One of the best ways to further your understanding of your career goals, including licensure, is to participate in an informational interview with a professional who is licensed in the state where you would like to practice.
An informational interview is a conversation with a professional currently employed in an organization or industry you are considering. Informational interviews can fulfill the following objectives while researching licensure requirements:
- Help you decide if you would like to pursue a career in a specific career field
- Assist you in the process of narrowing your focus within the broader field of counseling and psychology
- Provide you with information on the credentials needed to work within a specific career field or for a specific employer
- Provide you with information about the steps towards licensure in your state
- Build your confidence in conducting professional conversations
- Expand your network of professional contacts
- Provide you with information and guidance on starting your own private practice
Who to Interview
The following are some strategies for locating individuals to contact:
- Use your network. Talk with your friends, relatives, learners and alumni of current and past schools, professors, co-workers, former co-workers or neighbors.
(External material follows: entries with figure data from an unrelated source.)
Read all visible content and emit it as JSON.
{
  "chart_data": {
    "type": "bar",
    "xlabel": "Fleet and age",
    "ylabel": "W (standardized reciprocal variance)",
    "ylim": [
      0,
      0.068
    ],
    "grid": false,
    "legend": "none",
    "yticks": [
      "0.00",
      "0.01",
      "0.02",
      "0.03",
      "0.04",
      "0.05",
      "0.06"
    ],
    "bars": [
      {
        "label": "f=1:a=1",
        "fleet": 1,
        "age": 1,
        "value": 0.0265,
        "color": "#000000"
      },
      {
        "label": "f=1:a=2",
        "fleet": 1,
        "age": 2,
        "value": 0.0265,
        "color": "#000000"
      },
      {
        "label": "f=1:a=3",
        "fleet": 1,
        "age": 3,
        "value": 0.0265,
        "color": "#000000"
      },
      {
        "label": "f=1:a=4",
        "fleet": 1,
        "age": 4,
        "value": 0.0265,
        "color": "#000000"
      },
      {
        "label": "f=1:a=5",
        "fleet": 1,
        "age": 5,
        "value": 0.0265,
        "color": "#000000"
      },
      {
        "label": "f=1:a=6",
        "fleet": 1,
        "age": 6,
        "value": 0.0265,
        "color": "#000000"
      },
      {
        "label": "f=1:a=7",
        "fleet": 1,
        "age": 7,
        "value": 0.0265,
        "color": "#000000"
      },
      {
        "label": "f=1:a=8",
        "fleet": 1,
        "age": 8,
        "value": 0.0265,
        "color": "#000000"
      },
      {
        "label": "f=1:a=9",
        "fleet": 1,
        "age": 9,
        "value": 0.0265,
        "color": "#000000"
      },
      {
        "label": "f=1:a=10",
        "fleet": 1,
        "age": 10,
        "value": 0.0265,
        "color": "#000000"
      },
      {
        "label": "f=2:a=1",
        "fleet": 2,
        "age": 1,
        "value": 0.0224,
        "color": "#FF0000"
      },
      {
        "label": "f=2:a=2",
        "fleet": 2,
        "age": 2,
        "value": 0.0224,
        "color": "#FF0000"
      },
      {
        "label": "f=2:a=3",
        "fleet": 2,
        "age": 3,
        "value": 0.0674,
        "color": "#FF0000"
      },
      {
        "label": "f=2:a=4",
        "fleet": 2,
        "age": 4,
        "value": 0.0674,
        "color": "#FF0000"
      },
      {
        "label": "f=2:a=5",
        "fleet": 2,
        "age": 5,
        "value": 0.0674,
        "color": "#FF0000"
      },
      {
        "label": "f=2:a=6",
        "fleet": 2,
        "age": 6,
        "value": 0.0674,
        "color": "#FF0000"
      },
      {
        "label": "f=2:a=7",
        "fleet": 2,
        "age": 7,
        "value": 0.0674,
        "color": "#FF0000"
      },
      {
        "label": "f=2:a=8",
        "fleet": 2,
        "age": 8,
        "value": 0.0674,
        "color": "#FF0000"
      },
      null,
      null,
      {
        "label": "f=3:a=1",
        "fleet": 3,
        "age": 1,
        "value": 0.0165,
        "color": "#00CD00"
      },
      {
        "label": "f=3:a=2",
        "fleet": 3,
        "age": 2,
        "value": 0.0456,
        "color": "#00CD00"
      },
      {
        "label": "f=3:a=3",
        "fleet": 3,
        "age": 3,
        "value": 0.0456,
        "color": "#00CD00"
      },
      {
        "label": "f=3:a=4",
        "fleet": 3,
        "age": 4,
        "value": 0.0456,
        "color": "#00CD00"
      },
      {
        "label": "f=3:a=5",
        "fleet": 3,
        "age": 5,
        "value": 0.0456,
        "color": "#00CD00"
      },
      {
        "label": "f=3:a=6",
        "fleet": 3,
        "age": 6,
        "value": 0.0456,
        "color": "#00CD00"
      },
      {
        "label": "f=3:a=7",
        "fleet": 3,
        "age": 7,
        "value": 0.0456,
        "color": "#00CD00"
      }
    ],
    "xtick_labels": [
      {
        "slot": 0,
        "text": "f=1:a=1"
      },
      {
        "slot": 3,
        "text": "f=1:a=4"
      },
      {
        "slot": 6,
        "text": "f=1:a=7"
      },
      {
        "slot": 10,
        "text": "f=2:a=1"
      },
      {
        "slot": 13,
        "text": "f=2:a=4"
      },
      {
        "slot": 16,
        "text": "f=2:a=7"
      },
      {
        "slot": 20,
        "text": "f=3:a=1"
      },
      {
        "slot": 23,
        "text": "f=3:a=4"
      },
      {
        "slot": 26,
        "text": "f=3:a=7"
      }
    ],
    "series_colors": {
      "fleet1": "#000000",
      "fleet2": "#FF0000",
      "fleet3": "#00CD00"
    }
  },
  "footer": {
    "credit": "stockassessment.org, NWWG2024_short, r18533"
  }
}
Ask if they know anyone working in the industry you're considering. If they do, ask for a phone number or email address.
- Licensing board directories. Many state licensing board websites have directories which you can use to search for someone holding a specific license. Use these directories to locate a professional in your community.
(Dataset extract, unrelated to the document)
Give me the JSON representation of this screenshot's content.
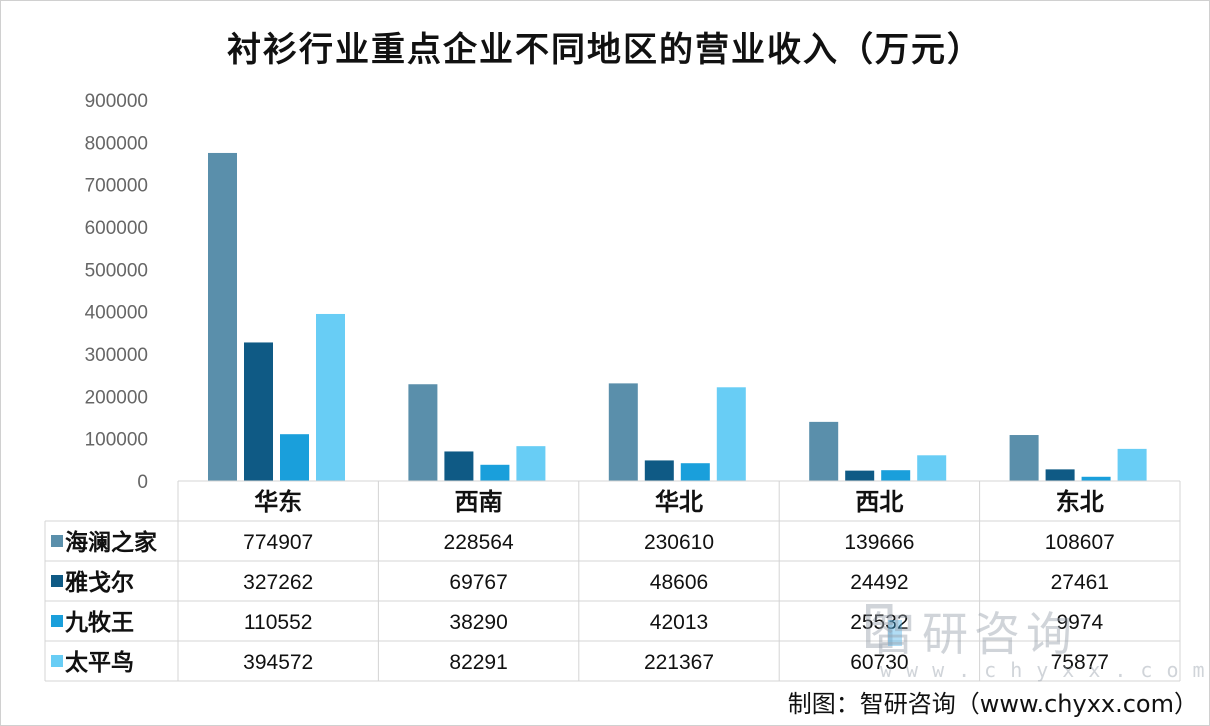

- Professional association websites. Most states have chapters of national associations related to your field of interest. By visiting their website, you are often able to find a list of active members and people leading the organization.
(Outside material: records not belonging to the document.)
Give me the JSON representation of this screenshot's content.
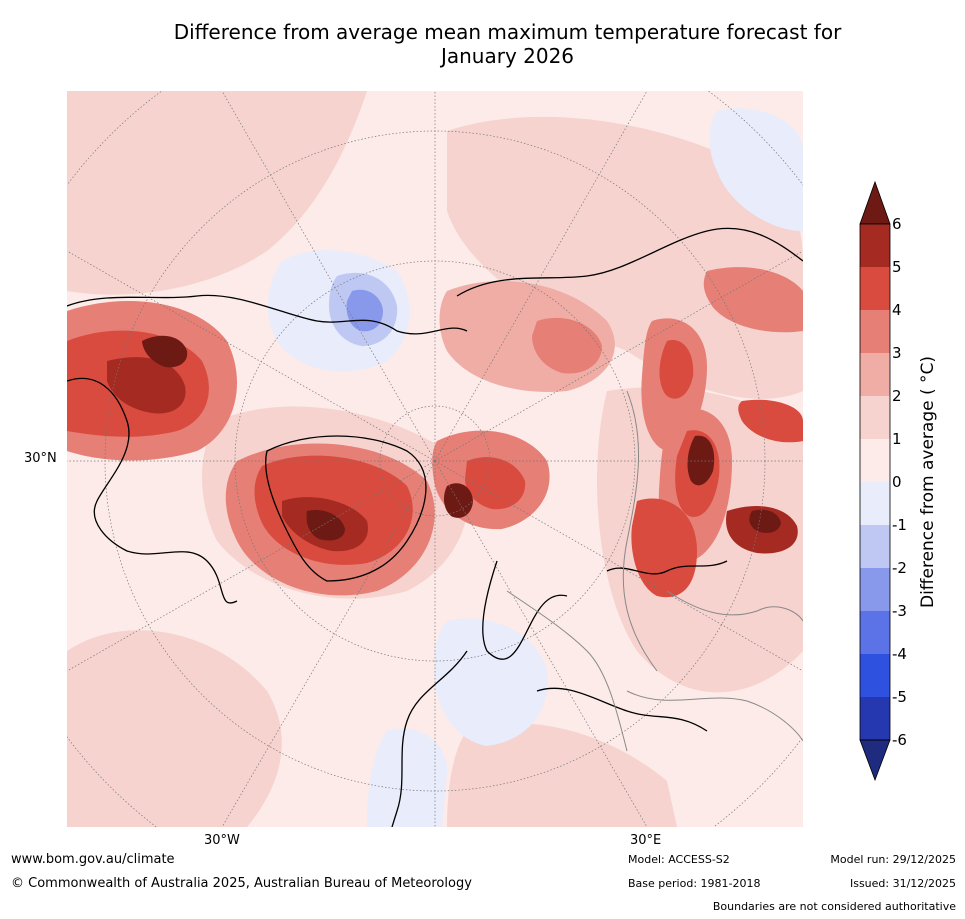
{
  "title_line1": "Difference from average mean maximum temperature forecast for",
  "title_line2": "January 2026",
  "map": {
    "latitude_label": "30°N",
    "longitude_labels": [
      "30°W",
      "30°E"
    ]
  },
  "colorbar": {
    "label": "Difference from average ( °C)",
    "ticks": [
      "6",
      "5",
      "4",
      "3",
      "2",
      "1",
      "0",
      "-1",
      "-2",
      "-3",
      "-4",
      "-5",
      "-6"
    ],
    "colors": {
      "over": "#6e1a14",
      "5_6": "#a52a22",
      "4_5": "#d94b3f",
      "3_4": "#e67f76",
      "2_3": "#efada6",
      "1_2": "#f6d3cf",
      "0_1": "#fcebe8",
      "m1_0": "#e8ecfb",
      "m2_m1": "#bec8f2",
      "m3_m2": "#8898ea",
      "m4_m3": "#5b73e6",
      "m5_m4": "#2f51e0",
      "m6_m5": "#2538b0",
      "under": "#1f2b7e"
    }
  },
  "footer": {
    "url": "www.bom.gov.au/climate",
    "copyright": "© Commonwealth of Australia 2025, Australian Bureau of Meteorology",
    "model": "Model: ACCESS-S2",
    "base_period": "Base period: 1981-2018",
    "model_run": "Model run: 29/12/2025",
    "issued": "Issued: 31/12/2025",
    "disclaimer": "Boundaries are not considered authoritative"
  }
}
- Professional association events. If you don't find someone to interview at the event, you'll likely obtain a few phone numbers of potential interviewees. A professional organization event is a great place to find many individuals in your targeted industry all in the same room!
- Read your local news. Look in the business section for biographies of people in your field of interest. Magazines also often contain features profiling local professionals.
- Call around. Use the yellow pages or an organizational directory to find phone numbers. You can also call an organization and ask for the name of the person you'd like to speak with by job title.
Scheduling an Informational Interview
Informational interviews can be scheduled by phone or email. In your initial phone call or email message, remember to:
- Tell the person how you obtained their name or contact information.
- Explain that you are interested in the career field would like to learn more about it.
- Ask for between twenty and thirty minutes of the person's time.
- Express your appreciation for any information they have to offer.
- Be prepared for a response suggesting you contact Human Resources or the organization website. Politely explain that you are not looking for job openings, but would like to gather information.
- It may be helpful to prepare a 'phone script' before calling. Following is a sample to help you get started:
- "Hello, my name is David Kerry. I got your phone number from Cheryl Johnson, who thought you would be a good person for me to talk to about the field of counseling. I'm currently enrolled in a Masters program and am in the process of making some career decisions. I would like to speak to someone currently working in the field to learn more. May I set up a 20-30 minute appointment with you at your convenience?"
Preparing for an Informational Interview
Much like a job interview, informational interviews require careful preparation. You will want to take the following steps to ensure you get the most out of the interview:
- Research the industry. Pay attention to required skills and education, product(s) produced, salary ranges and hiring trends.
- Research the individual. If possible, find out some information about the person with whom you will be speaking
- Plan the questions you'd like to ask. Bring a list of questions with space to take notes. For a list of suggested questions download sample Information Gathering Questions.
- Bring your business card. Leave the interviewee with a way to contact you should they think of you for a position in the future. Also, remember that they have given up time in their schedule to meet with you. Let them know that if there is anything you can do to repay them in the future; they should feel free to contact you!
The Informational Interview
Remember that you asked for this meeting, so you will "lead" the meeting. Begin by thanking them for taking the time to meet with you. Then give them a brief (1 minute or so) overview of your background and what areas you are now exploring. Tell them you have written down a list of questions and then begin!
Helpful hints for conducting your interview:
- Dress as you would for an actual job interview.
- Plan to arrive a few minutes early.
- Ask for the names of other networking contacts.
- Before you leave, ask the person for a business card so that you can follow up.
- Send a thank you note! Within a few days, send a note expressing appreciation and asking the contact to keep you in mind if they come across any other helpful information.
- Evaluate the conversation. Think about what you learned and how the information might affect your career decisions. Do you have the skills and interest to work in this field? What action do you need to take to get into the organization/industry? Did you learn about a specific license or certification needed for the career? Are there other people you should contact?
- Keep the door open. Send a follow-up e-mail or note to your contact to update them after you've had a chance to conduct further research.
- Update your records. Maintain a list of networking contacts and their email addresses and phone numbers. Your records should also include the interview questions you asked and the information you gained. If resources or references were provided, include those here as well.
Capella University cannot guarantee licensure, certification, or endorsement. State regulations vary regarding professional licensure and salary benefits. It is learners' responsibility to understand and comply with requirements for their state.